When Jackson was diagnosed, he was 100 percent non-verbal, gave no eye contact, was hurtful to others, and had self-injurious behavior.
“The aggression was the bigger thing because it was almost a constant stage of frustration for him and naturally you don’t have a way of communicating when you get frustrated,” Flores said. “When we started therapy he was biting 70 times a minute, it was just non stop, and now in the last year he has only had seven bites.”
The difference is staggering, his mother said. Jackson began talking about this time last year and now is able to communicate with his mother.
“Just last year it seemed to all come together and the aggression went from happening all the time to not often at all and then he started realizing he could speak,” Flores said. “In the last year he has made tons of progress, so much now that we can go to public outings, birthday parties and to church. He still has one-to-one when he is at church and I don’t venture to the zoo or anything if I don’t have at least another adult with me, but we can at least try these normal activities.”

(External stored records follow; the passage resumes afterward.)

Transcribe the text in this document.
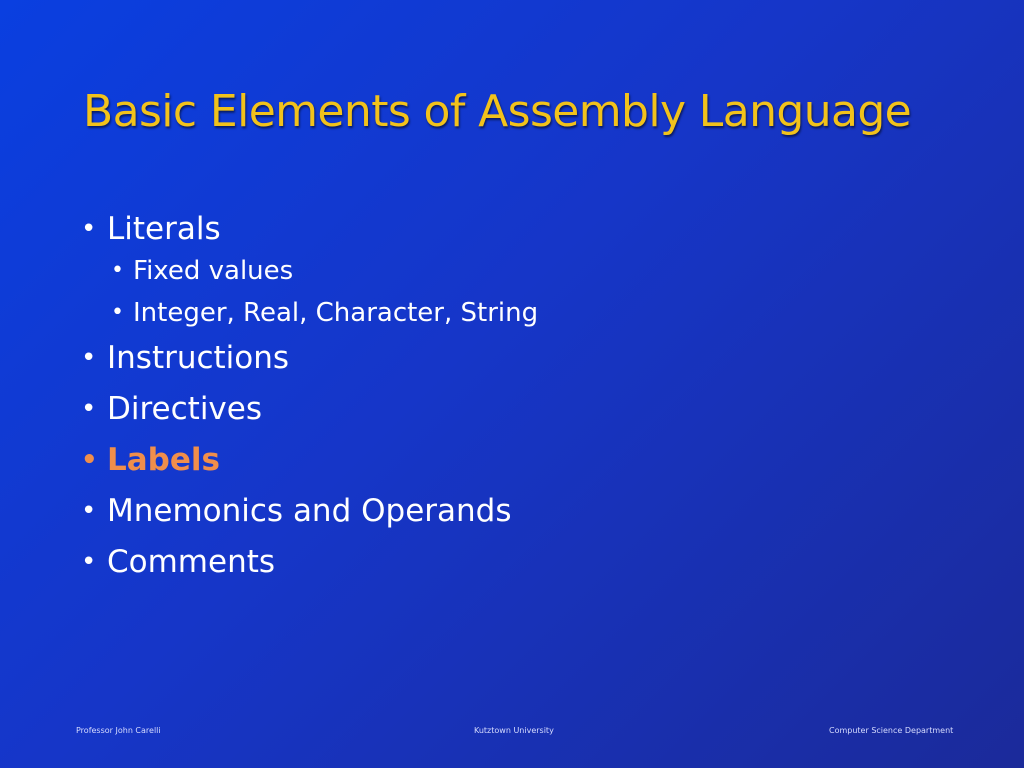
Basic Elements of Assembly Language
• Literals
• Fixed values
• Integer, Real, Character, String
• Instructions
• Directives
• Labels
• Mnemonics and Operands
• Comments
Professor John Carelli	Kutztown University	Computer Science Department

Flores said one day last summer everything seemed to fall into place. Just before going into Jackson’s second visit to the dentist office he told his mother, “pee, pee.” Flores knew what that meant. Jackson was potty trained at home but had never before used a public restroom because he is used to his bathroom, his soap, and his routine.
Flores took the step; they walked into the dentist office and entered the restroom.

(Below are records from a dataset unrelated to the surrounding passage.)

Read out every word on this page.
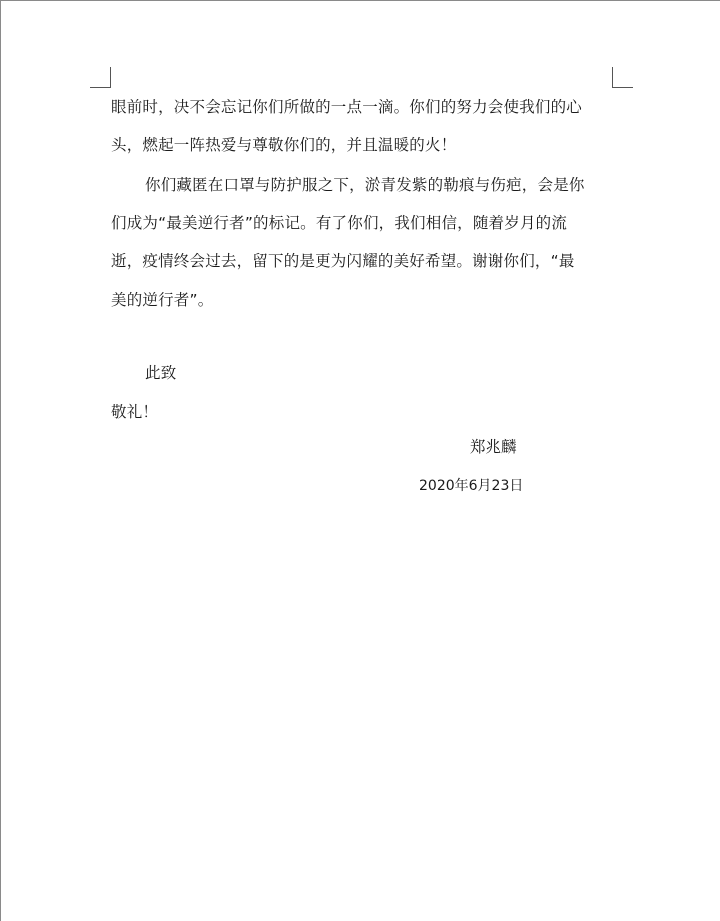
眼前时，决不会忘记你们所做的一点一滴。你们的努力会使我们的心
头，燃起一阵热爱与尊敬你们的，并且温暖的火！
你们藏匿在口罩与防护服之下，淤青发紫的勒痕与伤疤，会是你
们成为“最美逆行者”的标记。有了你们，我们相信，随着岁月的流
逝，疫情终会过去，留下的是更为闪耀的美好希望。谢谢你们，“最
美的逆行者”。
此致
敬礼！
郑兆麟
2020年6月23日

“He went and that was the first time in a year of being potty trained he had gone in a public setting and that was huge just because potty-training itself was huge because it took about two and half years,” Flores said. “But finally I was able for him to get the skills he had mastered at home and transfer them to a public setting. I felt that was one step closer to normal, where we could do normal things.”
But the surprises for Flores didn’t end there — that day many things happened for the first time.
“When we went back out into the waiting area and he was playing with the toys and he came running toward me and he said, ‘mommy’ for the first time,” she said as her voice cracked. “It still makes me cry. It was unreal. By far a highlight just because I waited five years to hear that.”
“A lot of things that parents of typical kids take for granted like hearing mommy and going to the bathroom in public places and just little things like that, may seem little to them but are monumental to us,” she continued.
By combining forces, she as the person who knows Jackson the best and the Autism Center personnel as the ones who know autism the best, Jackson is on the path to learning to become independent.
“Our ultimate goal is for them to be as independent as they can be,” Wilhite said. “Meaning they can learn as much as they can from the natural environment, they have self-care skills, they have play and social skills that work well in the natural environment.”
In general just under half the kids with quality early intervention programs are able to go to school with typically developing peers, the majority of the rest of the kids have partial mainstreaming or are in functional classrooms in special ed programs, Wilhite said.
“We can guarantee their lives will be better than without this program,” Wilhite said. “Not all children reach the point where they are going to be indistinguishable from other kids but all of them gain skills that make their lives and the lives of their families much easier.”
To Flores the day Jackson called her mommy fortified her positivity for the future.
“That day was life changing in so many ways because I got my baby to call me mommy but even more that that knowing and hoping that he would one day have a normal life even if his normal is a little bit different than everybody else’s, which is more than OK because he’s incredible,” she said.